Felix schießen Tränen in die Augen. Lisa hat er schon als Kalb aufwachsen sehen.
»Wir sollten die Hoffnung niemals aufgeben!«, tröstet ihn der besorgte Vater.
»Manchmal geschehen auch noch Wunder«, lenkt Sebastian leise ein, während er seine Hand auf Felixs Schulter legt.
»Richtig! Dabei wollen wir es auch belassen, hm?«, stimmt der Vater zu. »Lisa braucht jetzt Ruhe. Sie fühlt, dass wir alle zu ihr stehen. Sie hat dich gesehen, Felix. Das wird ihr frische Kräfte verleihen. Nun geht zu Tisch. Mutter wartet bereits mit einem prima Kaiserschmarren auf euch.«
In der Wohnküche duftet es nach Gebackenem. Mutter Gaby fragt Felix gleich nach dem Zeugnis. Sie ahnt, dass es nicht besonders gut sein kann, weil ihr Sohn die unangenehme Situation geschickt umgeht, in dem er das Mittagessen über alles lobt. ‚So ein Schlingel’, denkt sie, die ihren Schlawiner natürlich ganz genau kennt. Sie nimmt die Situation gelassen. In der Ruhe liegt die Kraft! Schon seit Jahren ihre Devise.

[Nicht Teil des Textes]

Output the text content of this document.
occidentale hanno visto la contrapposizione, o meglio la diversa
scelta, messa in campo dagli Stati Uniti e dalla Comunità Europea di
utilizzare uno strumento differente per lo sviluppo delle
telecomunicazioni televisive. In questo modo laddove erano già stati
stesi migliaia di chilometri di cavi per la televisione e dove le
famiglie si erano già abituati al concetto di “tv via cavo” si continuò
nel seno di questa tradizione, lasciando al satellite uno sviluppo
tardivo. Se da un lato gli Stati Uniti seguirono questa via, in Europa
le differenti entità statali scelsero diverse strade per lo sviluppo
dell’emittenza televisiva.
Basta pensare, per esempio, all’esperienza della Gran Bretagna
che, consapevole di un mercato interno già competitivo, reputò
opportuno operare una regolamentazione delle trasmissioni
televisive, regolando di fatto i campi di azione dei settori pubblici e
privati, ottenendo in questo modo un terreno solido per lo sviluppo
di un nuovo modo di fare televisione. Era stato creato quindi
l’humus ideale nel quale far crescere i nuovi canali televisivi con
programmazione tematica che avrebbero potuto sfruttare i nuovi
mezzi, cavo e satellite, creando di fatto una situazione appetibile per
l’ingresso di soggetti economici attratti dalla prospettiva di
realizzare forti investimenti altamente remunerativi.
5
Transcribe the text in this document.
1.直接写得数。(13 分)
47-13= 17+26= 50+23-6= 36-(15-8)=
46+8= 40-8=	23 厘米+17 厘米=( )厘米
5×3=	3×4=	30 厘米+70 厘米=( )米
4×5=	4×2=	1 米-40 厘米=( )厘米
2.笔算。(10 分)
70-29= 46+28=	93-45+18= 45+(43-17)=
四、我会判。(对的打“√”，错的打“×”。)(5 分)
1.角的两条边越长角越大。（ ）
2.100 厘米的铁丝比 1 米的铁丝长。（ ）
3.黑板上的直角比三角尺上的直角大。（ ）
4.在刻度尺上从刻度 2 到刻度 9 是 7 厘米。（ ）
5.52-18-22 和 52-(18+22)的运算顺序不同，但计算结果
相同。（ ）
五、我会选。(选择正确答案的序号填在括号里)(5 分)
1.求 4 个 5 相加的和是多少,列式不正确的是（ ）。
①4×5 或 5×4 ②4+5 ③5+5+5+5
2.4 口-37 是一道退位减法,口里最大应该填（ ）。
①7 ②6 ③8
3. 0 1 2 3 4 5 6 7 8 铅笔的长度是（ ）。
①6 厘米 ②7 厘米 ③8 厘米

»Na, wie viel Sechser hast du auf dem Zeugnis?«, stichelt Andrea wie in einen Ameisenhaufen, während sie den Bruder herausfordernd anschaut.
»Lass mir endlich meine Ruhe, du Rattengewitter!«, wettert der aufgebrachte Junge sofort los, während er Mutter einen flüchtigen Kuss auf die Wange gibt, um zu retten, was es zu retten gibt. Er macht das sehr gewandt, der Felix. So kriegt er Mutter, die schmunzeln muss, immer wieder herum.
»Mama, der Felix sagt schon wieder schlimme Ausdrücke zu mir«, fängt sie zu heulen an. »Wenn du nicht aufhörst, werde ich deine Bücher verstecken!«
»Du bist aber garstig«, verteidigt Sebastian seinen Freund. »Macht man so was? Ich glaube nicht.«
»Und das Schimpfwort, he? Das darf er sagen? Ich bin keine Ratte, damit du es weißt!« Empört wirft sie die Gabel auf den Boden, steht auf und verlässt die Küche.
»Andrea!«, ruft Mutter hinterher. »So geht es auch nicht. Was kann die Gabel dafür.« Dann wendet sie sich an Felix: »Du weißt doch, wie schnell Andrea eingeschnappt ist. Könnt ihr euch nicht mal vertragen?«
»Deswegen mache ich es ja«, kontert Felix. »Damit sie sich vielleicht eines Tages ändert. Punkt.«
»Felix, auch das ist nicht die feine Art. Du bist der Ältere und der sollte klüger oder erfahrener sein. Wie sehr würde ich es begrüßen, wenn ihr besser miteinander umgeht. Immerhin seid ihr Geschwister. Oder habe ich Unrecht, Sebastian.«
»Ich, ich kann das nicht so genau beurteilen, Frau Kühn«, windet sich Sebastian aus der unbequemen Lage, um Felix nicht in die Pfanne zu hauen. »Ich hatte ja nie eine Schwester, wenn Sie verstehen, was ich meine.«
»Andrea ist doch ein Mädchen. Die sind eben empfindlicher, aber dafür wiederum liebenswert. Denkt einmal darüber nach und nun: Guten Appetit.«
Felix zwinkert Sebastian zu, gibt ihm damit zu verstehen, es wäre jetzt besser, schnell zu essen, um dann schleunigst zu verschwinden. Mutter könnte vielleicht auf die Idee kommen, wieder über das Zeugnis zu reden. So lobt Felix in höchsten Tönen den Kaiserschmarren. Wie gut er denn schmeckt, so in Butter gebacken, mit ganz vielen dicken Rosinen drinnen. Und der Puderzucker, weiß wie Schnee, würde dem Gericht noch seinen kulinarischen Stempel aufdrücken. Wie lecker! Aber was wird aus Lisa?